Location: /riak/people/DnetI8GHiBK2yBFOEcj1EhHprss
Last-Modified: Tue, 23 Oct 2012 04:30:35 GMT
ETag: "7DsE7SEqAtY12d8T1HMkWZ"
Date: Tue, 23 Oct 2012 04:30:35 GMT
Content-Type: application/json
Content-Length: 16

{"name":"billy"}

This is true for PUTs and POSTs.

DELETE

The final basic operation is deleting keys, which is similar to getting a value, but sending the DELETE method to the type/bucket/key.

curl -XDELETE "$RIAK/types/json/buckets/people/keys/DNQGJY0KtcHMirkidasA066yj5V"

A deleted object in Riak is internally marked as deleted, by writing a marker known as a tombstone. Unless configured otherwise, another process called a reaper will later finish deleting the marked objects.

This detail isn't normally important, except to understand two things:

  1. In Riak, a delete is actually a read and a write, and should be considered as such when calculating read/write ratios.
  2. Checking for the existence of a key is not enough to know if an object exists. You might be reading a key after it has been deleted, so you should check for tombstone metadata.

Lists

Riak provides two kinds of lists. The first lists all buckets in your cluster, while the second lists all keys under a specific bucket. Both of these actions are called in the same way, and come in two varieties.

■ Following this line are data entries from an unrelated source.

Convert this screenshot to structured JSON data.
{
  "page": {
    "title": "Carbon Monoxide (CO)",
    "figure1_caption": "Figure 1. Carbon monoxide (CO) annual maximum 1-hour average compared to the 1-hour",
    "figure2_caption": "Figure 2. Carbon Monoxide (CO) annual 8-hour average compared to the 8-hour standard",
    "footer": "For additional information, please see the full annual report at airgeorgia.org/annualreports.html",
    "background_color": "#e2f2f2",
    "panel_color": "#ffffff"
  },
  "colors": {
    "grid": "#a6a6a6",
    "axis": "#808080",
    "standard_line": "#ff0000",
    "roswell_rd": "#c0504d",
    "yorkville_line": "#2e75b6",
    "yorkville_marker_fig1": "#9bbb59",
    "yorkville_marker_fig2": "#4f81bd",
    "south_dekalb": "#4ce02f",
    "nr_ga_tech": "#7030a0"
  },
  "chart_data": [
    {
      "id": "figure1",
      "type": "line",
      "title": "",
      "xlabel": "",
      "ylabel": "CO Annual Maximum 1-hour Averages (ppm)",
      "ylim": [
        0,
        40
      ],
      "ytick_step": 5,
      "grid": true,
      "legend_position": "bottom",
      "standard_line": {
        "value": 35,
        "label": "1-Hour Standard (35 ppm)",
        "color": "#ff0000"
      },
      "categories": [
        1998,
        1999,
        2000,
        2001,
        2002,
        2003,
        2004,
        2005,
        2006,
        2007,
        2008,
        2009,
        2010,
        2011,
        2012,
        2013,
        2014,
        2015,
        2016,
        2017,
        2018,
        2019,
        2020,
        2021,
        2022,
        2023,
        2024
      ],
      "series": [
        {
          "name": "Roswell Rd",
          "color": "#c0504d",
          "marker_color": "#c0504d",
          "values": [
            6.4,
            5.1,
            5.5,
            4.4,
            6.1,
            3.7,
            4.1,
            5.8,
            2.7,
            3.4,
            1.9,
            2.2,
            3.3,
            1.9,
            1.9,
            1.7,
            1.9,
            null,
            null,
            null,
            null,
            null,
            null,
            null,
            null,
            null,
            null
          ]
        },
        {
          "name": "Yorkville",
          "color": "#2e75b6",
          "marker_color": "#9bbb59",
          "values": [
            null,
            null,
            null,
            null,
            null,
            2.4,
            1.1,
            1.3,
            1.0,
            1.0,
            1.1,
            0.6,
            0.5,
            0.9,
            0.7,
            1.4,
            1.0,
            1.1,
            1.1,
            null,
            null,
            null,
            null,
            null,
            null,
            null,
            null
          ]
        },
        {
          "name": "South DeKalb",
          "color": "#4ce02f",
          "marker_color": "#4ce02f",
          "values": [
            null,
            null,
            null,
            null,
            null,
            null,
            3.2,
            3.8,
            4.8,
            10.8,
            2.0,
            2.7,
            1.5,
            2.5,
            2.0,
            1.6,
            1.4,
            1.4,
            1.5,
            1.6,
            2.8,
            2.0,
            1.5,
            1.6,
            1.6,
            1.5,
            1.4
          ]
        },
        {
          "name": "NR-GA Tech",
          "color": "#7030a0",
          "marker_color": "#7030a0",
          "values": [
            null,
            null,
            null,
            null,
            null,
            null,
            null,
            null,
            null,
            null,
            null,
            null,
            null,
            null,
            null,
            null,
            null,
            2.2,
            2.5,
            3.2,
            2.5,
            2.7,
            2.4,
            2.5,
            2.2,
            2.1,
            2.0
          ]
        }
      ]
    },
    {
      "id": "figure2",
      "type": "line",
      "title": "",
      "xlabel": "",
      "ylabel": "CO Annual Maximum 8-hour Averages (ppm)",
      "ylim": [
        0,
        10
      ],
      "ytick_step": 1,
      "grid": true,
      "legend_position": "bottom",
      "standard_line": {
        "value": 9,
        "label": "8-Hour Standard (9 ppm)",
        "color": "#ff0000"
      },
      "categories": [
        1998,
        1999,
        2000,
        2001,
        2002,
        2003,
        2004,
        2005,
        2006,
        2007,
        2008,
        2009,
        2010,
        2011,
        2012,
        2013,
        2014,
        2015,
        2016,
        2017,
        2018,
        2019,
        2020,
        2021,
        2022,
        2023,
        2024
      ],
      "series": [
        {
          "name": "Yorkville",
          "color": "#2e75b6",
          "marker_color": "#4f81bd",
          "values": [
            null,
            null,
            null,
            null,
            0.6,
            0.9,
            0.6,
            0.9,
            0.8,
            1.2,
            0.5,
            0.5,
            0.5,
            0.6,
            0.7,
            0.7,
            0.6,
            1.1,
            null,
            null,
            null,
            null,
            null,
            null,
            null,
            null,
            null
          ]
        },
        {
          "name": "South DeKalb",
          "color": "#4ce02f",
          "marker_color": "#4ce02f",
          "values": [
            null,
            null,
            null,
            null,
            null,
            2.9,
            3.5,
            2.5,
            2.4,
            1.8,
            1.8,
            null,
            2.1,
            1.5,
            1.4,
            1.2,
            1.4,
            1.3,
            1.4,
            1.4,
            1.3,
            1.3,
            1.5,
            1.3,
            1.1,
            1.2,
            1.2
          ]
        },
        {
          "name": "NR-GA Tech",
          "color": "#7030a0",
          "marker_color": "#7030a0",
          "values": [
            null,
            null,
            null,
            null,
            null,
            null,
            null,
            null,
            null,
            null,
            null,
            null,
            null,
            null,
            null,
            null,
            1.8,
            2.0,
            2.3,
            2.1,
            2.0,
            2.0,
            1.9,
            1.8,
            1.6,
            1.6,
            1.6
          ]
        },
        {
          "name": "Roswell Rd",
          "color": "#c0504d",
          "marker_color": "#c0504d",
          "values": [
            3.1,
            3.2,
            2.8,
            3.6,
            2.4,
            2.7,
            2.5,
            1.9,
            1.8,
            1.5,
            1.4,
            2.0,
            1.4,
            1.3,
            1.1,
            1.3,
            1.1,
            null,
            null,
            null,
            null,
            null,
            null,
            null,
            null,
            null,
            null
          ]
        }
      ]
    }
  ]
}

The following will give us all of our buckets as a JSON object.

curl "$RIAK/types/default/buckets?buckets=true"

{"buckets":["food"]}

And this will give us all of our keys under the food bucket.

curl "$RIAK/types/default/buckets/food/keys?keys=true"
{
  ...
  "keys": [
    "favorite"
  ]
}

If we had very many keys, clearly this might take a while. So Riak also provides the ability to stream your list of keys. keys=stream will keep the connection open, returning results in chunks of arrays. When it has exhausted its list, it will close the connection. You can see the details through curl in verbose (-v) mode (much of that response has been stripped out below).

curl -v "$RIAK/types/default/buckets/food/keys?keys=stream"
...

* Connection #0 to host localhost left intact
...
{"keys":["favorite"]}
{"keys":[]}
* Closing connection #0

You should note that list actions should not be used in production (they're really expensive operations). But they are useful for development, investigations, or for running occasional analytics at off-peak hours.

Conditional requests

It is possible to use conditional requests with Riak, but these are fragile due to the nature of its availability/eventual consistency model.

GET

When retrieving values from Riak via HTTP, a last-modified timestamp and an ETag are included. These may be used for future GET requests; if the value has not changed, a 304 Not Modified status will be returned.

For example, let's assume you receive the following headers.

Last-Modified: Thu, 17 Jul 2014 21:01:16 GMT
ETag: "3VhRP0vnXbk5NjZllr0dDE"

Note that the quotes are part of the ETag.

If the ETag is used via the If-None-Match header in the next request:

curl -i "$RIAK/types/default/buckets/food/keys/dinner" \
  -H 'If-None-Match: "3VhRP0vnXbk5NjZllr0dDE"'
HTTP/1.1 304 Not Modified
Vary: Accept-Encoding
Server: MochiWeb/1.1 WebMachine/1.10.5 (jokes are better explained)
ETag: "3VhRP0vnXbk5NjZllr0dDE"
Date: Mon, 28 Jul 2014 19:48:13 GMT

Similarly, the last-modified timestamp may be used with If-Modified-Since:

curl -i "$RIAK/types/default/buckets/food/keys/dinner" \
  -H 'If-Modified-Since: Thu, 17 Jul 2014 21:01:16 GMT'
HTTP/1.1 304 Not Modified
Vary: Accept-Encoding
Server: MochiWeb/1.1 WebMachine/1.10.5 (jokes are better explained)
ETag: "3VhRP0vnXbk5NjZllr0dDE"
Date: Mon, 28 Jul 2014 19:51:39 GMT

PUT & DELETE

When adding, updating, or removing content, the HTTP headers If-None-Match, If-Match, If-Modified-Since, and If-Unmodified-Since can be used to specify ETags and timestamps.

If the specified condition cannot be met, a 412 Precondition Failed status will be the result.